Ainsi, sur les 12 communes de la zone d’évacuation, seulement deux d’entre elles, excentrées par rapport aux retombées principales de contamination, enregistrent un retour de 80 % de leur population. La majorité des autres communes enregistrent moins de 20 % de retour. « Pour le moment, ceux qui rentrent sont principalement des personnes âgées pour qui il est impensable de recommencer à zéro dans un appartement de ville. Les fermiers ont des difficultés à revenir car on ne leur propose que des logements publics collectifs. Malgré les incitations financières, les familles avec enfants refusent de rentrer, car les infrastructures – écoles, hôpitaux – ne fonctionnent pas, et en raison du niveau de radioactivité encore élevé à certains endroits du territoire. », résume Cécile Asanuma-Brice.
De nombreuses questions
Olivier Evrard travaille, lui, principalement sur l’érosion des sols et les transferts de contaminants dans les cours d’eau, qui sont principalement déclenchés au Japon par les typhons et d’autres événements pluvieux intenses. Il s’appuie pour cela sur le suivi de substances radioactives, naturelles ou artificielles, mais aussi sur la mesure d’autres traceurs comme l’ADN des plantes ou la couleur des sols. « La région de Fukushima est montagneuse et forestière : elle est très exposée aux typhons et aux processus d’érosion, indique le scientifique. Or les zones habitées et cultivées ont été décontaminées, mais pas les forêts ni la montagne. Il y a donc des phénomènes de redistribution des dépôts de contamination initiaux, des montagnes vers les parties basses habitées, que nous voulons continuer à étudier ». Et le retour de la population complexifie la situation. « Les activités des populations qui sont revenues ont un impact sur le transfert de la radioactivité résiduelle : les sols décontaminés sont-ils toujours aussi fertiles, que vont planter les agriculteurs, quelles sont les pratiques à éviter et à privilégier pour limiter la diffusion des contaminants ? ».

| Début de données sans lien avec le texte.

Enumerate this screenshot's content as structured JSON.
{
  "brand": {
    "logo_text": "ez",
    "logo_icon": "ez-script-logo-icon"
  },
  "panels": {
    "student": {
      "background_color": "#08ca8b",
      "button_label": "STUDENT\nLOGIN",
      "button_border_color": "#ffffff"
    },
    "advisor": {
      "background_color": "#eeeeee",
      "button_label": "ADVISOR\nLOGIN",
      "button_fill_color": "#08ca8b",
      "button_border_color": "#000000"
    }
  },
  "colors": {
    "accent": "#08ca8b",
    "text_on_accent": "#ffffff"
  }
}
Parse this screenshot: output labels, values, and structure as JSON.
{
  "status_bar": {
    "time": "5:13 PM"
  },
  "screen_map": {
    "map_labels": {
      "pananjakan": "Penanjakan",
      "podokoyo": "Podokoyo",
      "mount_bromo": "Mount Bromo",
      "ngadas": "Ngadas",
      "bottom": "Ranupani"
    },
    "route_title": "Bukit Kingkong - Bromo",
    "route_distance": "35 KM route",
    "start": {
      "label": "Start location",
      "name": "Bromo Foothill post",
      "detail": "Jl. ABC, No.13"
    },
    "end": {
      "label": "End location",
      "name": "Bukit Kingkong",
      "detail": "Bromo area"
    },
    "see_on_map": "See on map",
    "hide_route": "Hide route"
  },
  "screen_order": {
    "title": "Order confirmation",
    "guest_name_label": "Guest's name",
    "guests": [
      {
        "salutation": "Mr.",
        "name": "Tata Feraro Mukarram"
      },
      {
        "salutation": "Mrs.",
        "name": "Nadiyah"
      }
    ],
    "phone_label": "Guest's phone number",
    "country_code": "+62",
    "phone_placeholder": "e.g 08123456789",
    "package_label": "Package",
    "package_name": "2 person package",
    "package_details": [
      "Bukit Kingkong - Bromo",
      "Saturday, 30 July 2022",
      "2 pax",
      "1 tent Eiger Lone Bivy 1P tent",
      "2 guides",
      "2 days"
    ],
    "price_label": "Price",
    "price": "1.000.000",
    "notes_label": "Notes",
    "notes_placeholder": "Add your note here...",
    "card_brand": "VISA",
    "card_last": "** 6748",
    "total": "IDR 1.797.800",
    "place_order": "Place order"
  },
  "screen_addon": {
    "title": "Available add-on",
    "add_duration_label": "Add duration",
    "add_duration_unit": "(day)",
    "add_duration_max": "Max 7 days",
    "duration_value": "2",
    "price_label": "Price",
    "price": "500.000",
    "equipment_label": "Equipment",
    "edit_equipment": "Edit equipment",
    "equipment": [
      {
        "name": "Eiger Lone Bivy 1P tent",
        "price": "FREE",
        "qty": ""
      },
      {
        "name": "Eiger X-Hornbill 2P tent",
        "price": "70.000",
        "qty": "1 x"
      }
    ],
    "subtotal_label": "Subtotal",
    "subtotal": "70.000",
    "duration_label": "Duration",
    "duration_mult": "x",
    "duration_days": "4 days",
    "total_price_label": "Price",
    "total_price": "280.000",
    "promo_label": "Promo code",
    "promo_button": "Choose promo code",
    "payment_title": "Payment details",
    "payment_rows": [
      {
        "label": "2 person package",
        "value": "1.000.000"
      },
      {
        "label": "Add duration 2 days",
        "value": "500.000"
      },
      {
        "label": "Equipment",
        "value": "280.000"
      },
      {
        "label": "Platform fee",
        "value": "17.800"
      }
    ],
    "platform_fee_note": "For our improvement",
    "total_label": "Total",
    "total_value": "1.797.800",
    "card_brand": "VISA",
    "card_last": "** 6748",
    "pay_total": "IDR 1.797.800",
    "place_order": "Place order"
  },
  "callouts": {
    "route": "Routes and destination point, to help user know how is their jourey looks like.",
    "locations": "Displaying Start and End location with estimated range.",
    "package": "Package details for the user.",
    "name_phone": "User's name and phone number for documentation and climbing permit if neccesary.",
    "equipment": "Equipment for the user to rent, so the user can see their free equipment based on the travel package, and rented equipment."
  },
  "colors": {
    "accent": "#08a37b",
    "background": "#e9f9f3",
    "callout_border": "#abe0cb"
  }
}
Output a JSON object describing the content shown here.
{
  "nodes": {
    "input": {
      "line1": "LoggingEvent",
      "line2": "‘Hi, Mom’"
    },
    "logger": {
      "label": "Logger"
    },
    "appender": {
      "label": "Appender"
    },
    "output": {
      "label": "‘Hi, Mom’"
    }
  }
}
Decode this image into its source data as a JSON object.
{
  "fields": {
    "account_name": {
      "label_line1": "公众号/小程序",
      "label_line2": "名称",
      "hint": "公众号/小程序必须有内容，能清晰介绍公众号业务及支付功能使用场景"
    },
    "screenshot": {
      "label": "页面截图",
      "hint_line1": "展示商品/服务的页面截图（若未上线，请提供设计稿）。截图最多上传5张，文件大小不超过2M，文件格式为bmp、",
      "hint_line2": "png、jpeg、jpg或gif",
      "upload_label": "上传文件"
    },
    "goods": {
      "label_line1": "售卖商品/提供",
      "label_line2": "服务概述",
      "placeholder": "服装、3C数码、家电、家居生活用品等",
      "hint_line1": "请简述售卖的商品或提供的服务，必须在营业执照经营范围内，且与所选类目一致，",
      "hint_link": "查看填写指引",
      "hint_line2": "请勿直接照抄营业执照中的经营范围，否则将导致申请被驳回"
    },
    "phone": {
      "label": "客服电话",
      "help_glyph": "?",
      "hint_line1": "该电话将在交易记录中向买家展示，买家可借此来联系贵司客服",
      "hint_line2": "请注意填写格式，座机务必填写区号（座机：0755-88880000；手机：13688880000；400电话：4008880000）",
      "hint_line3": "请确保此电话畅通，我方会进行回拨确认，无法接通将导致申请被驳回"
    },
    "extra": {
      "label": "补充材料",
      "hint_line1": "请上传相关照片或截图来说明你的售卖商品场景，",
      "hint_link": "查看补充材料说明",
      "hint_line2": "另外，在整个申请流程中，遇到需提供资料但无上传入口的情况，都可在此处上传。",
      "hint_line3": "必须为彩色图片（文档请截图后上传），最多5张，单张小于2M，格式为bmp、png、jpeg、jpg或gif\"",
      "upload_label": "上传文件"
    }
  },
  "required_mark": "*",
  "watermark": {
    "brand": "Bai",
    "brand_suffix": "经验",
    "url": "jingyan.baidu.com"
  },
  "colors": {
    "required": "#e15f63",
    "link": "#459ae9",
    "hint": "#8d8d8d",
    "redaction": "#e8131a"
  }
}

Les réponses seront également utiles pour mieux gérer les conséquences d’éventuels accidents industriels, où les mêmes problématiques de redistribution de la contamination se retrouvent. En attendant, la crise du Covid-19 retarde les recherches sur le terrain : « Pour les prélèvements du printemps, nous avons les relais sur place pour permettre de faire face à la crise sanitaire actuelle, mais nous rendre sur place à temps pour étudier les conséquences de la prochaine saison des typhons, c’est-à-dire en novembre, serait très important », espère Olivier Evrard.
1 Mesure irradiation tolérance humaine via tolérance environnementale. En japonais, mitate signifie « construire par le regard ». Ce programme, accueilli par l’université Nihon de Tokyo, réunit le CNRS, le CEA, le NIES, l’université de Fukushima et l’université préfectorale de Kyôto. 2 CNRS/CEA/Université de Versailles Saint-Quentin-en-Yvelines. 3 Le montant classique pour un international research project est de 15 000 euros par an sur 5 ans.